The first thing we did was visit the September 11 Memorial. It’s pretty interesting how they incorporated the exact location of the towers when they built the two commemorative pools that list the names of the nearly 3,000 people who lost their lives that day.

If you haven’t seen them in person, it is impossible to see the very bottom when you stand at the edge of the pools, and the design really emphasizes the somber feel of the site.

The only thing I have a problem with is the cost to walk through the museum commemorating 9/11. I’ve seen pictures and read reviews that have praised the exhibit that is located on the actual bedrock of the World Trade Center buildings, and hoped to finally see it for myself.

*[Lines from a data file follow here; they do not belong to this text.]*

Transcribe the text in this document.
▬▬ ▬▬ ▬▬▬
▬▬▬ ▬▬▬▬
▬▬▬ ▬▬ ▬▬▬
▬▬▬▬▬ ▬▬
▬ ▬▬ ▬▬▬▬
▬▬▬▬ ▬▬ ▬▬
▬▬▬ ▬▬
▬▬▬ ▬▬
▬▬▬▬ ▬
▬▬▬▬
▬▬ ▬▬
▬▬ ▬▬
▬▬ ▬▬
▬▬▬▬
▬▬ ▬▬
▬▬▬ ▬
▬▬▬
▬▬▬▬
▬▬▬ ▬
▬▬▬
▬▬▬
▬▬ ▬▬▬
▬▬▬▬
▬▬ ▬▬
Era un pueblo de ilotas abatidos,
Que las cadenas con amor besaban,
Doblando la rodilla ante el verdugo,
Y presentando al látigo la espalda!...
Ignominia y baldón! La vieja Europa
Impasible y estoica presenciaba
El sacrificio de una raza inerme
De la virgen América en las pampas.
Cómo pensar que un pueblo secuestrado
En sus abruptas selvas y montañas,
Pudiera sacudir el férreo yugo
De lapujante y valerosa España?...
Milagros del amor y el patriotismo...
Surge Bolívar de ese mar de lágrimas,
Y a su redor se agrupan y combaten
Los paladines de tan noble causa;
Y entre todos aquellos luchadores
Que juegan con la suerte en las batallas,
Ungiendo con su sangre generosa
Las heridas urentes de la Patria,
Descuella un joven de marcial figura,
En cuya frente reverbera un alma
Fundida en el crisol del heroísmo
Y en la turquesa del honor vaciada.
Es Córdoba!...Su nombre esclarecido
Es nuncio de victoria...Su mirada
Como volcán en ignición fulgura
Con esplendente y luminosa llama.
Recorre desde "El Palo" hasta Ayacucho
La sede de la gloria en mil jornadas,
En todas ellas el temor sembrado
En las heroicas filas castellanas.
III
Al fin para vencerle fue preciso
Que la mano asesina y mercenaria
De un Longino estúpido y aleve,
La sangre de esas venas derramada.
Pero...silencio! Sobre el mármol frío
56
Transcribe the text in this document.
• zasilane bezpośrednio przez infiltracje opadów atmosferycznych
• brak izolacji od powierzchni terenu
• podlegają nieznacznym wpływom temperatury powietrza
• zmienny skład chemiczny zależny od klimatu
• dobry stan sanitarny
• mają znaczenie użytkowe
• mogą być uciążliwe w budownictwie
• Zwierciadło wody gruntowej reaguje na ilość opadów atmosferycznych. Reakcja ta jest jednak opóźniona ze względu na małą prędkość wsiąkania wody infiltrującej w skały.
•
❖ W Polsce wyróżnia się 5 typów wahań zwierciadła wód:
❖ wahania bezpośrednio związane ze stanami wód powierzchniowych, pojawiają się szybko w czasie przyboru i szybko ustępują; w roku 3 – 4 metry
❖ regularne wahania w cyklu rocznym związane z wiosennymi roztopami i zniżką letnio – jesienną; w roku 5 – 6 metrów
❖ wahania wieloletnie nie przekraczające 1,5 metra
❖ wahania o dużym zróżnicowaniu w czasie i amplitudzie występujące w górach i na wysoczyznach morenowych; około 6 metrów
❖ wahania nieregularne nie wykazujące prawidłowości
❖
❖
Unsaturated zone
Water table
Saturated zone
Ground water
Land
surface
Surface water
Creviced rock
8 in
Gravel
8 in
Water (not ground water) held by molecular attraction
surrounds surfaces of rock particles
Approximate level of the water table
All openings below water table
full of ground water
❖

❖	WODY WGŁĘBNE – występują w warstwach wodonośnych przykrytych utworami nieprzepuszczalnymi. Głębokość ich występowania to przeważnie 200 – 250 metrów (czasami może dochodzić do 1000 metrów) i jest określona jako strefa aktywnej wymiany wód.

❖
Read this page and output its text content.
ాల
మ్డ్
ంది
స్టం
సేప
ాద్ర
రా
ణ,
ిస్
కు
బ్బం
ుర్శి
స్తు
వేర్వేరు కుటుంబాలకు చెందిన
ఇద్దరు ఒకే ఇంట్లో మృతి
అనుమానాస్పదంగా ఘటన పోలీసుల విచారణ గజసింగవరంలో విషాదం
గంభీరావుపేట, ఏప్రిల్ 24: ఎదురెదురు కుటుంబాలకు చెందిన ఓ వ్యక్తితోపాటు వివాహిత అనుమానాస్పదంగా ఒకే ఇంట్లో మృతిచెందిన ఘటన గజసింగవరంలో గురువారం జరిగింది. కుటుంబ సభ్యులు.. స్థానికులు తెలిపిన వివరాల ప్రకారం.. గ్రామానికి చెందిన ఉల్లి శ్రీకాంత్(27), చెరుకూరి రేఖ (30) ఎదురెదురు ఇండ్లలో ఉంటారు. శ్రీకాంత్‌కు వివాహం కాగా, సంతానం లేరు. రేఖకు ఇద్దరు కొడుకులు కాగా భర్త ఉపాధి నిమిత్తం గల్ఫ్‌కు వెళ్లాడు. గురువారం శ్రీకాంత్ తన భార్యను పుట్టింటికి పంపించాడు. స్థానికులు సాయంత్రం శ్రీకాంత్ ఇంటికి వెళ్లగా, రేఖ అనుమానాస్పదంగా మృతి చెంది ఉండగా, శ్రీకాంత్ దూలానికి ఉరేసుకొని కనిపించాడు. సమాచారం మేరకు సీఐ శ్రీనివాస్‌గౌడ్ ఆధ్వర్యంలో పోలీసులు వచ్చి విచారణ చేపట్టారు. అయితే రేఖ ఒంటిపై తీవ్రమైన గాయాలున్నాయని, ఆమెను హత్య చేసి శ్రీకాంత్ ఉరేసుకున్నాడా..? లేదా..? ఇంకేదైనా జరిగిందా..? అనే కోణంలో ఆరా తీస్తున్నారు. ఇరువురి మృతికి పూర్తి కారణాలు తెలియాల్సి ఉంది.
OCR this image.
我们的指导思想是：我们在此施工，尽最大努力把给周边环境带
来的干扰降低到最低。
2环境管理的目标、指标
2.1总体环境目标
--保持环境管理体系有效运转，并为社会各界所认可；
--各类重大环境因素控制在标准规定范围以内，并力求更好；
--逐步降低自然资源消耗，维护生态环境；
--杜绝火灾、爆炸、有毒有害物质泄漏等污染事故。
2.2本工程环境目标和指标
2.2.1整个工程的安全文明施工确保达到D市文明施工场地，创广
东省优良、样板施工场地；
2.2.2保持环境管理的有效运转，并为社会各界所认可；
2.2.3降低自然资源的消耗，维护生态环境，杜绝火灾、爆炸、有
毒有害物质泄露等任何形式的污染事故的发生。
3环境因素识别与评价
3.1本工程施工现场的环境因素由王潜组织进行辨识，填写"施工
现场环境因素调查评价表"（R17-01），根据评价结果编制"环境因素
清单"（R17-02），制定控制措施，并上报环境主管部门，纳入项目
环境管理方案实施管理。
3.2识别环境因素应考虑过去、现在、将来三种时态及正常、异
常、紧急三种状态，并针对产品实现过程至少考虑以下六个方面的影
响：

Until I saw the price of admission.

For an adult it’s $24, and for a student like me, it was still $18. A friend of mine suggested that because of backlash over the gift shop in the museum, they may have raised admission prices to accommodate for scaling back on souvenirs.

Now, I had just visited Washington this past summer and couldn’t believe that there was a gift shop at the National Holocaust Museum. Does anybody seriously want to walk around with a shirt that says “National Holocaust Museum” on it?

Or have a magnet on their fridge from the museum? Not exactly an ideal conversation starter in my book.

The museum is an incredible display of one of the saddest and most tragic events in our history, and I don’t need a magnet to remember it by. I understand that these places need to have funding to operate, but it still doesn’t seem right to me.

For many people, especially those in my generation, 9/11 is like our Pearl Harbor. I can still remember the exact location in my elementary school’s gymnasium where I sat and waited to be picked up by my mom because school had ended early, and I was only 5 years old.

It’s had an incredible impact on the way Americans live today and on security around the world. I think that it’s important that people who visit the memorial are able to see with their own eyes evidence of the horror of that day and recognize its significance.

Yes, I’m a poor college student who doesn’t have $18 to spend on a 45-minute trip through a museum, so this may be a little biased, but it’s the principle of the situation.

I’m not an expert, so this may sound incredibly ignorant, but I don’t see why the Smithsonians and the Holocaust Museum are able to accommodate thousands of guests each day with free admission and the 9/11 museum is outrageously expensive.

The Smithsonians receive 70 percent of their funding from the government and fill in the gap with donations, so maybe somehow the price of admission to the 9/11 museum can be greatly reduced someday.

Hopefully this will allow the museum to leave the same effect on those too young to have experienced 9/11 as the National Holocaust Museum left on me.